Le séchage des pâtes permet de les transformer en produit de conservation, pratique et facile d’usage.
Un peu d’histoire : les premières pâtes séchées
La première industrie de pâtes séchée se trouvait en Sicile dès le XII° siècle et est décrite par le géographe arabe Idrisi :
« A l’ouest de Termini, il y a un bourg qui se nomme Trabia, résidence enchanteresse, riche en cours d’eau pérennes qui actionnent de nombreux moulins. Trabia est située dans une vaste plaine où sont de grands domaines dans lesquels on fabrique de grandes quantité de pâtes que l’on exporte partout et en particulier en Calabre et autres pays de musulmans et de chrétiens ; on en envoie de nombreuses cargaisons de navires. ».
D’autres fabricants apparaissent en Sardaigne (fideus, maccarons et obra de pasta) et ailleurs en Italie mais leur production est plus modeste. Un écrit de 1397, atteste la production de pâtes également en Provence, avec des lozans, crozets, vermiceaux, macarons et fidiaux.
Le séchage des pâtes ne s’est pas toujours fait de façon naturelle, à l’air. Les boulangers et vermicelliers du Moyen Age fabriquaient également des pâtes séchées de façon plus artificielle, à la chaleur du four. Les pâtes obtenues étaient opaques, fragile et d’une mauvaise tenue à la cuisson. Ce qui n’était pas si grave car ces pâtes étaient consommées en soupe.
Au XIII° siècle, les pâtes sèches artisanales sont des petites pâtes, appelées itriyya ou fidaw. Elles sont incorporées dans des ragoûts de viandes dans lesquels elles cuisent. Maestro Martino explique que si elles sont fabriquées à la lune d’août, elles peuvent conserver deux ou trois ans.
Sur une miniature du XIV° siècle, on peut voir la fabrication des tria et leur séchage à l’air libre.
Le séchage napolitain
C’est à Torre Annunziata et à Gragnano, dans la baie de Naples, que furent écrits les premiers ouvrages détaillés du séchage.
Le séchage des pâtes napolitain se compose de trois phases
- l’incartamento
Le premier raidissement ; le séchage est superficiel et se fait en plein soleil. La durée de cette étape dépendait du type de pâtes (courtes ou longues). La couche durcie ne devait être ni trop épaisse, ni trop mince.
- le rinveninto
La pâte est mise au frais (environ 15°C) pour ramollir la croûte superficielle produite par la phase précédente. Cette phase durait en général la nuit entière. Cette étape permettait à l’humidité contenue à l’intérieur des pâtes de diffuser dehors, ce qui conférait une certaine fermeté aux pâtes.

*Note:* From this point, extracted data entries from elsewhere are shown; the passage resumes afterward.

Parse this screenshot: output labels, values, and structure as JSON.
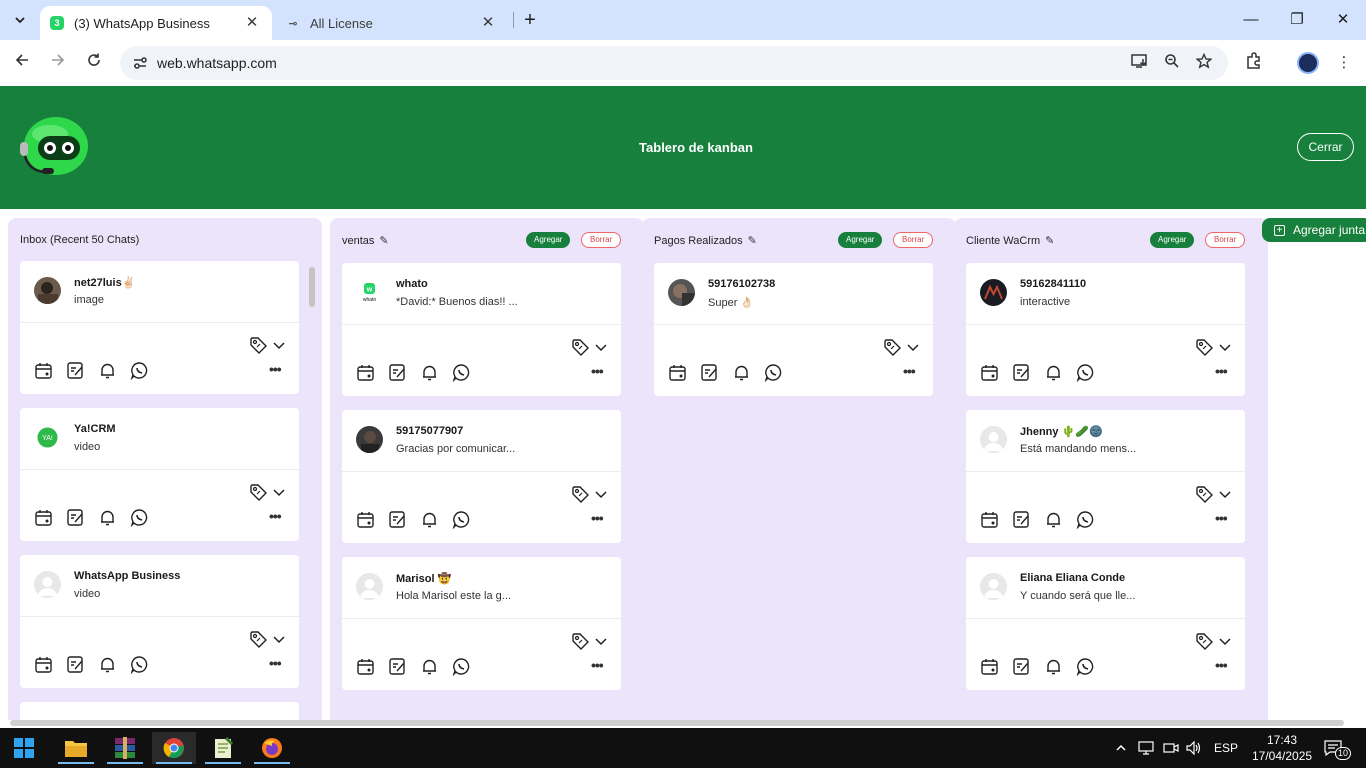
{
  "browser": {
    "tabs": [
      {
        "title": "(3) WhatsApp Business",
        "favicon_text": "3",
        "active": true
      },
      {
        "title": "All License",
        "favicon_text": "⊸",
        "active": false
      }
    ],
    "url": "web.whatsapp.com"
  },
  "header": {
    "title": "Tablero de kanban",
    "close_label": "Cerrar"
  },
  "board": {
    "add_board_label": "Agregar junta",
    "columns": [
      {
        "title": "Inbox (Recent 50 Chats)",
        "editable": false,
        "cards": [
          {
            "name": "net27luis✌🏻",
            "message": "image"
          },
          {
            "name": "Ya!CRM",
            "message": "video"
          },
          {
            "name": "WhatsApp Business",
            "message": "video"
          }
        ]
      },
      {
        "title": "ventas",
        "editable": true,
        "add_label": "Agregar",
        "delete_label": "Borrar",
        "cards": [
          {
            "name": "whato",
            "message": "*David:* Buenos dias!! ..."
          },
          {
            "name": "59175077907",
            "message": "Gracias por comunicar..."
          },
          {
            "name": "Marisol 🤠",
            "message": "Hola Marisol este la g..."
          }
        ]
      },
      {
        "title": "Pagos Realizados",
        "editable": true,
        "add_label": "Agregar",
        "delete_label": "Borrar",
        "cards": [
          {
            "name": "59176102738",
            "message": "Super 👌🏻"
          }
        ]
      },
      {
        "title": "Cliente WaCrm",
        "editable": true,
        "add_label": "Agregar",
        "delete_label": "Borrar",
        "cards": [
          {
            "name": "59162841110",
            "message": "interactive"
          },
          {
            "name": "Jhenny 🌵🥒🌚",
            "message": "Está mandando mens..."
          },
          {
            "name": "Eliana Eliana Conde",
            "message": "Y cuando será que lle..."
          }
        ]
      }
    ]
  },
  "taskbar": {
    "language": "ESP",
    "time": "17:43",
    "date": "17/04/2025",
    "notifications": "10"
  },
  "colors": {
    "header_green": "#16803c",
    "column_bg": "#ece4fb",
    "agregar_green": "#16803c",
    "borrar_red": "#dd4444"
  }
}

- l’essicazione definitiva
ou séchage définitif. Dessiccation de manière lente et progressive à l’abri du soleil, en faisant varier la température (jour et nuit). Il fallait éviter les courants d’air qui donnait un séchage non uniforme et un risque de craquelures.

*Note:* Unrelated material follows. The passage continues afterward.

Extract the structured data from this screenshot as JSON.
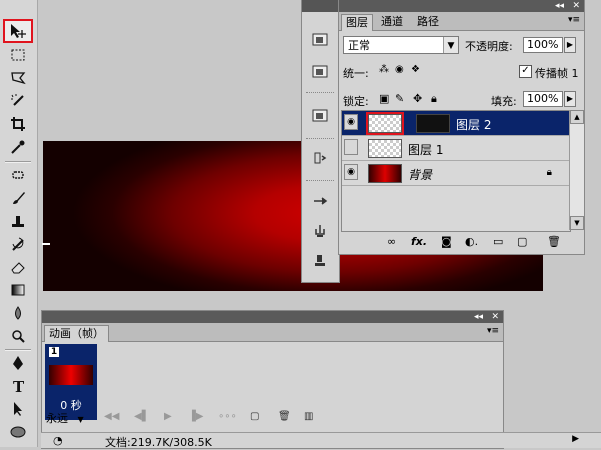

Le séchage des pâtes longues était plus délicat car il fallait éviter les gros chocs thermiques. Elles étaient entreposées sur des cannes. Il fallait compter quelques jours pour les pâtes courtes et environ 18 jours pour les pâtes longues. Les pâtes destinées à l’exportation étaient séchées un peu plus longtemps.
Essor grâce à la mécanisation et l’industrialisation
Jusqu’à la Renaissance, le travail des pâtes se fait principalement à la main. La situation change avec l’apparition de la presse à filière à Naples à la fin du XVIe siècle. Elle fonctionne sur le principe du pressoir à vin connu depuis l’Antiquité. La pâte est poussée à travers une filière qui est une sorte de disque en bronze perforé dont les trous ont la forme des pâtes que l’on veut réaliser. Ainsi naît une multitude de nouvelles formes de paste, dont les pâtes filiformes pleines plus ou moins fines du genre spaghettis et vermicelles.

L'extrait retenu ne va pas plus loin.